Las Fuerzas Armadas estadounidenses indicaron que “el buque intentó desafiar la cuarentena ordenada por el presidente Donald Trump, con la esperanza de escabullirse”.
En un comunicado, agregaron: “Lo seguimos desde el Caribe hasta el océano Índico, acortamos la distancia y lo neutralizamos. Ninguna otra nación tiene el alcance, la resistencia ni la voluntad para hacer algo así. Las aguas internacionales no son un santuario. Por tierra, mar o aire, te encontraremos y haremos justicia”.
El buque interceptado, identificado como el Veronica III y de bandera panameña por el sitio de rastreo Marine Traffic, es, según reportes de The New York Times, uno de aproximadamente 16 tanqueros sancionados que habrían intentado eludir el bloqueo estadounidense. Entre ellos, se menciona al Aquila II, interceptado por Washington el 9 de febrero también en el Índico.

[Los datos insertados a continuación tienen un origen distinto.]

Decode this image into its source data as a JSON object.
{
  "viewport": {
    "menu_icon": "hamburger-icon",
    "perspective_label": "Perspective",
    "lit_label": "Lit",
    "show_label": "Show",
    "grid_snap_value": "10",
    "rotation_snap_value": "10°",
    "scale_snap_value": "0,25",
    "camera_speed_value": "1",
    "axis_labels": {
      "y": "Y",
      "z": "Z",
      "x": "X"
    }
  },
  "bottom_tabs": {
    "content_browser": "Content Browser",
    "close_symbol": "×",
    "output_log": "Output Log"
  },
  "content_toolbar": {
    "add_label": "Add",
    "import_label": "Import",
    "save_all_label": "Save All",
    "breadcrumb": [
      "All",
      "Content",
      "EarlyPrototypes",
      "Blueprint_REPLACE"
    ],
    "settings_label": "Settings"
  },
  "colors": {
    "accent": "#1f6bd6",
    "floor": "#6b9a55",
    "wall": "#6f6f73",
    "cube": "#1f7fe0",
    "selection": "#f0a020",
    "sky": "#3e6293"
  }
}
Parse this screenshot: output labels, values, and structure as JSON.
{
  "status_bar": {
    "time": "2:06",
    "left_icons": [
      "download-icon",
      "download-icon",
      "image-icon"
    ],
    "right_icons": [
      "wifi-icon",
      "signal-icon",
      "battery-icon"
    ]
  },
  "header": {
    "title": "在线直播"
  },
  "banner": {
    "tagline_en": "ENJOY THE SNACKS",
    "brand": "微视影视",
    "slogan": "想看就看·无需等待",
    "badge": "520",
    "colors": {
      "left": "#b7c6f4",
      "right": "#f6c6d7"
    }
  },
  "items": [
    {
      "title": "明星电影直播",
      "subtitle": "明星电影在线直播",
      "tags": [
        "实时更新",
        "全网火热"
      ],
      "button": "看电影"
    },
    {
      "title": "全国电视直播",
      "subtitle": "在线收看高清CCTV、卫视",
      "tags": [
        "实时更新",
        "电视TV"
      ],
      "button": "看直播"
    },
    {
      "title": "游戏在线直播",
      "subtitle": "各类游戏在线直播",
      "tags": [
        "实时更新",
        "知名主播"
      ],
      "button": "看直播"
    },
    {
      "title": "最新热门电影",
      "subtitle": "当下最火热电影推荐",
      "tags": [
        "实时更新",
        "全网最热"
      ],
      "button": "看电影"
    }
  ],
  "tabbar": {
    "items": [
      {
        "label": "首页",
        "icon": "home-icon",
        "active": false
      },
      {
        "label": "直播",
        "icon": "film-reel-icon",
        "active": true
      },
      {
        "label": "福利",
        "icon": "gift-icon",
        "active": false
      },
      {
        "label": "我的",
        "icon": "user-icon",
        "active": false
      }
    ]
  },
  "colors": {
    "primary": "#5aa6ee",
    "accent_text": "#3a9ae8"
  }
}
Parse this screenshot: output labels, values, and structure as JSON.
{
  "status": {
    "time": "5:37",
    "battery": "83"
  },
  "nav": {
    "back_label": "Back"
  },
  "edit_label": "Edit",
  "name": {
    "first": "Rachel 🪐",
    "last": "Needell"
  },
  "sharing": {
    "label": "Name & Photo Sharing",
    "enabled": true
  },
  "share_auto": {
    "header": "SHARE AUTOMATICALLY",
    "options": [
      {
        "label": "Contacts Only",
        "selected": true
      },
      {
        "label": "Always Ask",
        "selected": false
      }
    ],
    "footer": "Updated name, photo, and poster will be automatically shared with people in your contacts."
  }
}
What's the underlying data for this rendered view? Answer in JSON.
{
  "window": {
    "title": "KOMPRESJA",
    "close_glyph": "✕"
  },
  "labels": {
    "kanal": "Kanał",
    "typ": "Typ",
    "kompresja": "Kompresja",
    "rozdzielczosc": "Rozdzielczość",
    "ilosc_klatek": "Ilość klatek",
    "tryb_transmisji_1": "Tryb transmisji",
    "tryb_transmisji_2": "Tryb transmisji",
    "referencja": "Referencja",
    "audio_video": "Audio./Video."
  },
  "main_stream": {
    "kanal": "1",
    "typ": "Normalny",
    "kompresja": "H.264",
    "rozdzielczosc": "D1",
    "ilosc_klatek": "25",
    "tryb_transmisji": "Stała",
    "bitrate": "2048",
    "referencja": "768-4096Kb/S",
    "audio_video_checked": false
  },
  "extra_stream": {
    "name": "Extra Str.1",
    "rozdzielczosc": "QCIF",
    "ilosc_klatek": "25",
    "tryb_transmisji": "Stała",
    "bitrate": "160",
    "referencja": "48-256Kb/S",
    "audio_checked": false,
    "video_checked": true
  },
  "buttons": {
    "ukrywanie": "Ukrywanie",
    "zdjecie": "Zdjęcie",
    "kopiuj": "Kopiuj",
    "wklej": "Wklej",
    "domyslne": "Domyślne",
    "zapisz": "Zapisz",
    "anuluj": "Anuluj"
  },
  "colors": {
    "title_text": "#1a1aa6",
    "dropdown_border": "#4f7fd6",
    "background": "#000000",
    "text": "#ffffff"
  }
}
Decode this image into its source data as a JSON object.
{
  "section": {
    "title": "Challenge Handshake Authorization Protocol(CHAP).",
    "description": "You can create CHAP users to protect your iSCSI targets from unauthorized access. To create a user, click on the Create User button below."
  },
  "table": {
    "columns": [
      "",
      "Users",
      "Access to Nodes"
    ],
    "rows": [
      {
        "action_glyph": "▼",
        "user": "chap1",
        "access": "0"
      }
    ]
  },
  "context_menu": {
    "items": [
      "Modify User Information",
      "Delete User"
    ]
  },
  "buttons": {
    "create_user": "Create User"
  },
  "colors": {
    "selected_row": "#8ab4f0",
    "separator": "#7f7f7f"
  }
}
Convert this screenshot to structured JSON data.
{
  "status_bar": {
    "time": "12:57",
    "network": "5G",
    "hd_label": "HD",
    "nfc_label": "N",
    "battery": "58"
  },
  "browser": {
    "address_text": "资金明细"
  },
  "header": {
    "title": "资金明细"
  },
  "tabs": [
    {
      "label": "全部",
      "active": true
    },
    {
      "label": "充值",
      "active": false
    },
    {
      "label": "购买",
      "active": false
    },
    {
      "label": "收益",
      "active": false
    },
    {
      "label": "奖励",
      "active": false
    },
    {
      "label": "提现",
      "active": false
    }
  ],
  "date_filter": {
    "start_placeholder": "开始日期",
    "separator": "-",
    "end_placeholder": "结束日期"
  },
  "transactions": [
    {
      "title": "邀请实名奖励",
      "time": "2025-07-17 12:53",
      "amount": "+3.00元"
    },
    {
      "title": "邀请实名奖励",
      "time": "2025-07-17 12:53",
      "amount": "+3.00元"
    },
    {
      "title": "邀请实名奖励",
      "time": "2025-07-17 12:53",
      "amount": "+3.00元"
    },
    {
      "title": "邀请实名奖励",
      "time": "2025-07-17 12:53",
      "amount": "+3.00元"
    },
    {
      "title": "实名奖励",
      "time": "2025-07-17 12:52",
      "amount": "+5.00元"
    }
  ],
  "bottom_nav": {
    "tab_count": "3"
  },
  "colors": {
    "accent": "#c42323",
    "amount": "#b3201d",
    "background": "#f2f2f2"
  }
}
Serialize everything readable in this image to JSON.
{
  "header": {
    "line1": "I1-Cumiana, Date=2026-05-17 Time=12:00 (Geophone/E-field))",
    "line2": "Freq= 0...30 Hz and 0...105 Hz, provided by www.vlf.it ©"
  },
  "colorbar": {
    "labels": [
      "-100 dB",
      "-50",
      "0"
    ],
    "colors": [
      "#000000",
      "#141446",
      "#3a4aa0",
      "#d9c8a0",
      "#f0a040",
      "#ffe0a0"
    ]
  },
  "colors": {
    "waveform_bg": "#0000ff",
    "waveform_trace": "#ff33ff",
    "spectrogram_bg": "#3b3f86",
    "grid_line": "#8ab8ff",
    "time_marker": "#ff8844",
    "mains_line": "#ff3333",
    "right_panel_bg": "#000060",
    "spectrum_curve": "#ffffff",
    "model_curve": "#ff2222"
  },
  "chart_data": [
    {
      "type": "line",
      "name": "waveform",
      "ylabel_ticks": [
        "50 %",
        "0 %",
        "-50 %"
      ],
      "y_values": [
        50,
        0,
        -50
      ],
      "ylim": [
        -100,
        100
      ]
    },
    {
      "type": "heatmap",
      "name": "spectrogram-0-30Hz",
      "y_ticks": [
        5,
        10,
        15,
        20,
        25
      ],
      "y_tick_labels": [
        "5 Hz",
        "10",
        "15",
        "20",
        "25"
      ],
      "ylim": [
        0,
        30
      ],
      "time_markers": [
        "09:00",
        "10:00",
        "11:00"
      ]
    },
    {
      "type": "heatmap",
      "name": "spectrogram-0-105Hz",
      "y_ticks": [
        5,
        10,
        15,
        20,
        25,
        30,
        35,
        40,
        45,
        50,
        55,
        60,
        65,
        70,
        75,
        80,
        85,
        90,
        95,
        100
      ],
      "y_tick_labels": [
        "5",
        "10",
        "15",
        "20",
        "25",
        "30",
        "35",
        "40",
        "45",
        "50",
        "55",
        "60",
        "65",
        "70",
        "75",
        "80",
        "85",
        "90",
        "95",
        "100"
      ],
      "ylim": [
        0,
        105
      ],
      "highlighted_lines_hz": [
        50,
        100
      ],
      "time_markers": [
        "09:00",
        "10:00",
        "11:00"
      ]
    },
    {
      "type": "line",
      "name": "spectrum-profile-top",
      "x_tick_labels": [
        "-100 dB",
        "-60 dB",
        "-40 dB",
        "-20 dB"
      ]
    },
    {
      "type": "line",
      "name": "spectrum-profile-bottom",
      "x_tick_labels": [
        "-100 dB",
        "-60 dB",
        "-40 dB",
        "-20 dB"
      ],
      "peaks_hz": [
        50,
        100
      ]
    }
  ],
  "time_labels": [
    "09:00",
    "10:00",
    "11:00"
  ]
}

Para evadir la vigilancia, el Veronica III, de acuerdo con The New York Times, habría asumido el nombre de ‘DS Vector’ y falseado sus coordenadas para simular estar frente a la costa de Nigeria.
Desde diciembre de 2025, Estados Unidos mantiene una “cuarentena” marítima sobre petroleros sancionados que operan con Venezuela, como parte de la llamada “Operation Lanza del Sur”. Esta iniciativa ha resultado en el abordaje o incautación de al menos ocho buques, y sus restricciones también abarcan los envíos de crudo a Cuba.
Trump también impuso aranceles a los países que suministren petróleo a la nación caribeña, una medida de presión que ha generado un impacto significativo en la economía de la isla.
El objetivo declarado de Washington es prevenir la venta de petróleo venezolano fuera de los canales autorizados y cortar las fuentes de ingreso a redes consideradas aliadas de Rusia, Irán y la propia Cuba.
Las Fuerzas Armadas estadounidenses reiteraron que “el Departamento de Guerra negará a los actores ilícitos y a sus testaferros la libertad de movimiento en el dominio marítimo”.